Editor's note: This is the last in a series of articles about the member agencies of the United Way Alliance of the Mid-Ohio Valley.
PARKERSBURG - The Parkersburg YMCA never wants to turn anyone away from membership or child care due to an inability to pay, executive director Chad Smith said.
To make that goal a reality, the Y relies on the support of the community, including the United Way Alliance of the Mid-Ohio Valley.
Photo by Evan Bevins
Kami Homer, from left, Jojo Wilson and Izek Taylor have fun on the playground at the Parkersburg YMCA on Friday. Funds from the United Way Alliance of the Mid-Ohio Valley allow the Y to assist families in need by lowering the cost of child care and membership.
Photo by Evan Bevins
Lilly Lowther, left, and Izek Taylor pose for a picture in a playhouse on the playground at the Parkersburg YMCA on Friday. Funds from the United Way Alliance of the Mid-Ohio Valley allow the Y to assist families in need by lowering the cost of child care and membership.
The YMCA received $43,000 from the United Way in the current funding cycle, money that is split between providing assistance to families in need of child care and helping families afford memberships, Smith said.
"We couldn't do it without the United Way's help," he said. "It's a huge assistance."
The amount of help a family receives is based on a sliding scale that takes income and other factors into consideration.
"It's really on an individual basis," Smith said. "Most of the time it reduces the fee drastically.
"We've had situations where maybe if you're only looking at the income, they wouldn't qualify for financial assistance," he said.
But if someone is facing high medical bills or other hurdles, they could still use the help, and the Y tries to make that happen, Smith said.
Child care options offered by the YMCA include all-day and after-school service, as well as summer day camp.
"If we didn't provide the assistance, and families weren't able to afford it, a lot of the time, you would have kids going home to empty houses or getting into who knows what," Smith said.

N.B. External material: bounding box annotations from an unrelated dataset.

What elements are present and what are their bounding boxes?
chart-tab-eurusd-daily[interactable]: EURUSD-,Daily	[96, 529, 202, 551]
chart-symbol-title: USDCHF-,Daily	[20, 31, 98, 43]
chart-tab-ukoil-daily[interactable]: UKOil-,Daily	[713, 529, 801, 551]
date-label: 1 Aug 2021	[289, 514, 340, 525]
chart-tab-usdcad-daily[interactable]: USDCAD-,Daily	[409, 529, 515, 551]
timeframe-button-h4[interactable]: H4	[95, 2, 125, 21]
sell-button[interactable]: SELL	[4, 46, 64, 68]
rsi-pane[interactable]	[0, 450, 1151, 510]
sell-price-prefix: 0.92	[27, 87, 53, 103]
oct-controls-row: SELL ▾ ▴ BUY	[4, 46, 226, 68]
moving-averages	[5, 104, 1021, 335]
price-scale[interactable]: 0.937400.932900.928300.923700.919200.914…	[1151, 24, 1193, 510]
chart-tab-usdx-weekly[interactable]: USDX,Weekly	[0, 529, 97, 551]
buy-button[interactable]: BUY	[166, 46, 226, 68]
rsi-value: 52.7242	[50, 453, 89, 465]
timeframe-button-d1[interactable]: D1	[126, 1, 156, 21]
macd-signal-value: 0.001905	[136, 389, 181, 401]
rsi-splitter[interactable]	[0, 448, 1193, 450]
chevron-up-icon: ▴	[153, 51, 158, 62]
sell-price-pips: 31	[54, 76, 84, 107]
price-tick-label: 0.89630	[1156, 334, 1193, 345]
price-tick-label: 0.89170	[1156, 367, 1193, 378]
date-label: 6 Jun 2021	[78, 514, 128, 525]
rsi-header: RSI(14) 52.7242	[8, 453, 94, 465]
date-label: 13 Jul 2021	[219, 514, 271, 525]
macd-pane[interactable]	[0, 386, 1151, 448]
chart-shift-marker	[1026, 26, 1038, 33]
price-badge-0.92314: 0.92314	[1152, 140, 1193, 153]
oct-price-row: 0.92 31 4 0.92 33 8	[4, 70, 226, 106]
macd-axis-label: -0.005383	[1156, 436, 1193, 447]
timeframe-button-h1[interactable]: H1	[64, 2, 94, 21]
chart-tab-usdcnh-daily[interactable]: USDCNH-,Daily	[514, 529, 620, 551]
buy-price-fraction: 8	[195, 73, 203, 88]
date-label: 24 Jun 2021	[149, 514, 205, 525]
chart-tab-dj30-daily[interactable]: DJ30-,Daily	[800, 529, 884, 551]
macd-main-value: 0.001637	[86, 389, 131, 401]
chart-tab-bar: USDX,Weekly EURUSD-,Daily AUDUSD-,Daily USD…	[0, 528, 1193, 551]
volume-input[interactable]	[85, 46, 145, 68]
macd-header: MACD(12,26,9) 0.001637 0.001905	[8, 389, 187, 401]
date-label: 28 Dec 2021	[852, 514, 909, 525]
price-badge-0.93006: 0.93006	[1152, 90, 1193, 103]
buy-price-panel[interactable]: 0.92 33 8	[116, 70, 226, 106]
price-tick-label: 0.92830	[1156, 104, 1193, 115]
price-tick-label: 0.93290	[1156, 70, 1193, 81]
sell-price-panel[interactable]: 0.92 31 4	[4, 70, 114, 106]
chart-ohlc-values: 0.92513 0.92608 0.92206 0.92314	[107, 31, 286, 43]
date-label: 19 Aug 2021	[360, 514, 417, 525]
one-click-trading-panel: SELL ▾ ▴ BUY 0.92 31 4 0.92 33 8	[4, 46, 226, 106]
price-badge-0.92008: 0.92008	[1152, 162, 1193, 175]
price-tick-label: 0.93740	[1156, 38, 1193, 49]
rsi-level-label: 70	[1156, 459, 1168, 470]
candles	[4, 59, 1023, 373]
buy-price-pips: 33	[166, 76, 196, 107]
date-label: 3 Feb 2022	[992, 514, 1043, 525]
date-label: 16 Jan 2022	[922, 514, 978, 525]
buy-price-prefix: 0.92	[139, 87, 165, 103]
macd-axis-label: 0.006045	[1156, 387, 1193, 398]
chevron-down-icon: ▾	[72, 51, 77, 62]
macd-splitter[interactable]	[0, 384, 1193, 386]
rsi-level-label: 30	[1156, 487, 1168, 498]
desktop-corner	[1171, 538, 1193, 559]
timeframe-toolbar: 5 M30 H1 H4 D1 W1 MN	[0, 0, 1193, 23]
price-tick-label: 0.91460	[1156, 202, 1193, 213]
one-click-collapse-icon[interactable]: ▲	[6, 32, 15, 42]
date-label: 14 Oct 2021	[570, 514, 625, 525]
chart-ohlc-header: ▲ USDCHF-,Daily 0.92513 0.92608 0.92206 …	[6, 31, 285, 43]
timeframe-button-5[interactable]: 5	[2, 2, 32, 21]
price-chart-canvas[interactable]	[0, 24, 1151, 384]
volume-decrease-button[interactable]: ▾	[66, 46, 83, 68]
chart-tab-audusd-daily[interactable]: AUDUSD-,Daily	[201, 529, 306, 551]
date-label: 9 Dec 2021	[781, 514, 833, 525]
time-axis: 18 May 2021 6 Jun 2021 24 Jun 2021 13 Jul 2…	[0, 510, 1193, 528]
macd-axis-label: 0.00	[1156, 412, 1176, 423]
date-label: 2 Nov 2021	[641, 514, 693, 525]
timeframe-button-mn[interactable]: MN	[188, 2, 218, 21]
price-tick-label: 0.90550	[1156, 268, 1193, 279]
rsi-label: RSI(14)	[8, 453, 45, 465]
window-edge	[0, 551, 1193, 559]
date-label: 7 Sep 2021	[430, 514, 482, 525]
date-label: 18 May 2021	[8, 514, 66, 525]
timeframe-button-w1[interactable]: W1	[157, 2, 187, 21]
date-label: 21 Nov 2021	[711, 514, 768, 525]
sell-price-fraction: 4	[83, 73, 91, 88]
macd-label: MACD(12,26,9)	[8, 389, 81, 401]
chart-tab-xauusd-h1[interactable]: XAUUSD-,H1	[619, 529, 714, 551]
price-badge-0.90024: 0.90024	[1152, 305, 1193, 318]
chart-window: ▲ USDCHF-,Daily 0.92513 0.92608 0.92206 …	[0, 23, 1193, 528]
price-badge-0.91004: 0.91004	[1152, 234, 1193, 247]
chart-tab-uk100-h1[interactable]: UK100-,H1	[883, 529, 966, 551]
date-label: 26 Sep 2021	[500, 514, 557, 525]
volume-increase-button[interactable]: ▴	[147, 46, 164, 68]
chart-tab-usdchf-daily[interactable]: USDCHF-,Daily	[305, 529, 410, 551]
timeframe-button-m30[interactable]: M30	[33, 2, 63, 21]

"In some cases, they (parents) may have to even quit their job or lose their job," he said.
Mineral Wells resident Melody Vaught didn't know what to do when her regular child-care provider's license was lost and she was going through a divorce while working part-time.
Vaught made too much money to qualify for some forms of assistance, but couldn't afford the full price of care for her daughter and son. At the same time. she was caring for her father, who had cancer.
The YMCA offered her a reduced rate, which took at least one worry off her plate.
"They gave me enough time, with the discounted pricing, to where I could get back on my feet," Vaught said. "It helped me to have the comfort to know my kids were going to be taken care of."
Vaught shared her experience at a recent YMCA fundraising dinner.
"I just think it's important for people to know how it's being spent," she said.
Smith said it is also important to help families afford membership at the Y.
"Families want to get out and do things together; people want to get out and get healthier," he said.
Membership at the Y leads to savings elsewhere. Group exercise classes are free, and other activities, such as swimming lessons and youth sports, are discounted for members, Smith said.